ISLAMABAD: Pakistan is reeling from its most punishing floods in years, with record monsoon rains and dam releases from India submerging vast tracts of farmland and industrial hubs, dealing a blow to food supplies, exports, and fragile economic recovery plans.
The government had entered 2026 with cautious optimism, banking on a projected 4.2% growth rate after securing a $7 billion IMF bailout and anticipating a rebound in farming and manufacturing. But those hopes are now fading. Officials and analysts warn the scale of destruction could surpass the 2022 disaster, when one-third of the country was underwater, as the current deluge has struck both rural fields and industrial centers simultaneously.
Satellite images reveal the scope: the GEOGLAM crop monitoring program estimates nearly 220,000 hectares of rice fields flooded between August 1 and September 16. Punjab alone has seen 1.8 million acres of farmland submerged, with officials reporting that half the rice crop and over 60% of cotton and maize have been destroyed. Losses could top one trillion rupees ($3.5 billion), according to the Pakistan Farmers Association.
“This is unlike anything in living memory,” said Iqrar Ahmad Khan, former vice chancellor of the University of Agriculture Faisalabad, who believes as much as 10% of the nation’s crops are gone, with vegetable losses in some districts above 90%. He warned that the timing could not be worse, as the sowing season for wheat Pakistan’s staple crop is in jeopardy. “Food insecurity is coming, not just higher prices,” Khan cautioned.
Economic Fallout
The devastation is already rippling through the economy. Prices of wheat, sugar, onions, and tomatoes have spiked, pushing the sensitive price index to a 26-month high. Planning Minister Ahsan Iqbal admitted the disaster would set back growth projections, while the central bank cut expectations to the lower end of its 3.25–4.25% range, calling the impact a “temporary but significant supply shock.”
The IMF is set to review Pakistan’s fiscal plans this week.

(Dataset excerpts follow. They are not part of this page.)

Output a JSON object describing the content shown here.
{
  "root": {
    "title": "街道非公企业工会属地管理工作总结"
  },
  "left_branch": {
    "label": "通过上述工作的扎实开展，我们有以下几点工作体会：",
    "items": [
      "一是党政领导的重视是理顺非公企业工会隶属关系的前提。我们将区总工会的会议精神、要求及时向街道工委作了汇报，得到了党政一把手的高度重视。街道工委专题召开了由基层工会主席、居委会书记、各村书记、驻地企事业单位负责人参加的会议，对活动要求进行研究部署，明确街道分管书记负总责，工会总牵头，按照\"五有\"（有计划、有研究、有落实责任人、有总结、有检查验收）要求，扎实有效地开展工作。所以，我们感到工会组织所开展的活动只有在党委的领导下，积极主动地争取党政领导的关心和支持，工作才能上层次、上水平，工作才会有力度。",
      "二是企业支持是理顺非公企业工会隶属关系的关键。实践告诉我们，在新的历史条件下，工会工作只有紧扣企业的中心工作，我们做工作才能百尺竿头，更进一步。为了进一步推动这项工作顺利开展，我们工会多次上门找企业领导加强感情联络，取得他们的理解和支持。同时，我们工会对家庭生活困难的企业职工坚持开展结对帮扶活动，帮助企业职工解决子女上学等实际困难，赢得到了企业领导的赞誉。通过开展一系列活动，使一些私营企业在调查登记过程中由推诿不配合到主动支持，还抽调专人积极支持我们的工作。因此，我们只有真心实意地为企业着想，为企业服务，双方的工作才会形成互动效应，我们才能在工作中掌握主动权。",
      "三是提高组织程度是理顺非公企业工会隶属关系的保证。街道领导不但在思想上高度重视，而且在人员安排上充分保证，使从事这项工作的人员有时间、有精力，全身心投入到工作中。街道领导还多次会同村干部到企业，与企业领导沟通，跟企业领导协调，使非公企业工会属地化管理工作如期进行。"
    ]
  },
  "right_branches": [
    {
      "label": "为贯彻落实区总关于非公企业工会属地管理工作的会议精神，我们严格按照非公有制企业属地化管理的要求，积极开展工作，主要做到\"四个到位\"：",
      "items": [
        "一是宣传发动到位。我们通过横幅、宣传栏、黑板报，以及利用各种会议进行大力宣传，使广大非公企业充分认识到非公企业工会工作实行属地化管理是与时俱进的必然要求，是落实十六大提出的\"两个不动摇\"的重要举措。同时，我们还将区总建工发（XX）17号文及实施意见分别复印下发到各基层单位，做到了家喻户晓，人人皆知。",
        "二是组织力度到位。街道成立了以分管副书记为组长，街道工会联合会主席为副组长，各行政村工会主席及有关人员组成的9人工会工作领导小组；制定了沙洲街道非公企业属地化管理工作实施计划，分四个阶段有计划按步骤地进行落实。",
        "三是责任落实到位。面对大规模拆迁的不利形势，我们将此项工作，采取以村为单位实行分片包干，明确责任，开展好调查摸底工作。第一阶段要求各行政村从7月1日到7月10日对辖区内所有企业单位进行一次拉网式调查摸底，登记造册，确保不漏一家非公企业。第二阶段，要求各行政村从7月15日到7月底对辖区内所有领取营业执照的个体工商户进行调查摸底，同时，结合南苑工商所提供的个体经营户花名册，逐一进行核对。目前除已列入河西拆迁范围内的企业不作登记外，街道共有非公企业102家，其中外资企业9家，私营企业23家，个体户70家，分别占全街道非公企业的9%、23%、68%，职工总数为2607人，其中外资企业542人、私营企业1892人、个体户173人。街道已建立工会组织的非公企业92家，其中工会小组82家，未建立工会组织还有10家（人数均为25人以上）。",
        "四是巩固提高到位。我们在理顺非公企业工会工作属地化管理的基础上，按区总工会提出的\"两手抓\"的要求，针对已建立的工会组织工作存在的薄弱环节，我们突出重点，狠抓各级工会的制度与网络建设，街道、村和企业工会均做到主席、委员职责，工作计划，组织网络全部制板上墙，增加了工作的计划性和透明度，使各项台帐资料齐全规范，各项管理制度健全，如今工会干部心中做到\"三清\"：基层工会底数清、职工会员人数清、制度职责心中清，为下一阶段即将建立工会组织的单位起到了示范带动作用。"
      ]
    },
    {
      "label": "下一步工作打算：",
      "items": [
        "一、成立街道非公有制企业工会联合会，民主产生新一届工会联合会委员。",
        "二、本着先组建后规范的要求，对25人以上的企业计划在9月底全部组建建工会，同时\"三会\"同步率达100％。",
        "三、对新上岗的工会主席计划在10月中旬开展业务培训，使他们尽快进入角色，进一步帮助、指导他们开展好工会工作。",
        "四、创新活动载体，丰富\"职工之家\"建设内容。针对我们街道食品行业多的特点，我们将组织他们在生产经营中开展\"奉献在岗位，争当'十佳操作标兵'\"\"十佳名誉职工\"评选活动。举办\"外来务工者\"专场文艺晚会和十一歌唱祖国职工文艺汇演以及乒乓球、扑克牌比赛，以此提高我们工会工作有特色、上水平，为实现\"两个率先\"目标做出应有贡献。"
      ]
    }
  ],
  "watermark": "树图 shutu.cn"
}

Its representative, Mahir Binici, confirmed the floods would weigh heavily in the assessment of whether the 2026 budget and emergency measures are sufficient. Economists, however, believe policymakers are downplaying the risks. Former finance minister Hafeez Pasha estimated the current account deficit could swell by $7 billion, warning: “These floods are worse than the last.”
Factories Underwater
The crisis extends beyond fields. In Sialkot, the export hub for textiles, sporting goods, and surgical instruments, workshops remain marooned. Cotton shortfalls are expected to ripple into the textile sector, Pakistan’s top foreign exchange earner, while rice exporters fear losing ground to India as domestic prices climb.
“We had 400 acres of cotton, but only 90 survived,” said Rab Nawaz, a farmer near Multan, underscoring the magnitude of the losses.
Human Cost
The National Disaster Management Authority reports at least 1,006 deaths since June 26 and the evacuation of more than 2.5 million people in Punjab and Sindh. In Lahore, entire neighborhoods and small businesses have been gutted. Among the displaced is Mohammad Arif, a 50-year-old rickshaw driver and father of five. “Our house is gone. We have been living on the road for three days,” he said, after moving his vehicle to higher ground as floodwaters rose.
With waters yet to recede and sowing season slipping away, the question now is whether Pakistan can blunt the shocks to its food system and economy before the damage becomes irreversible.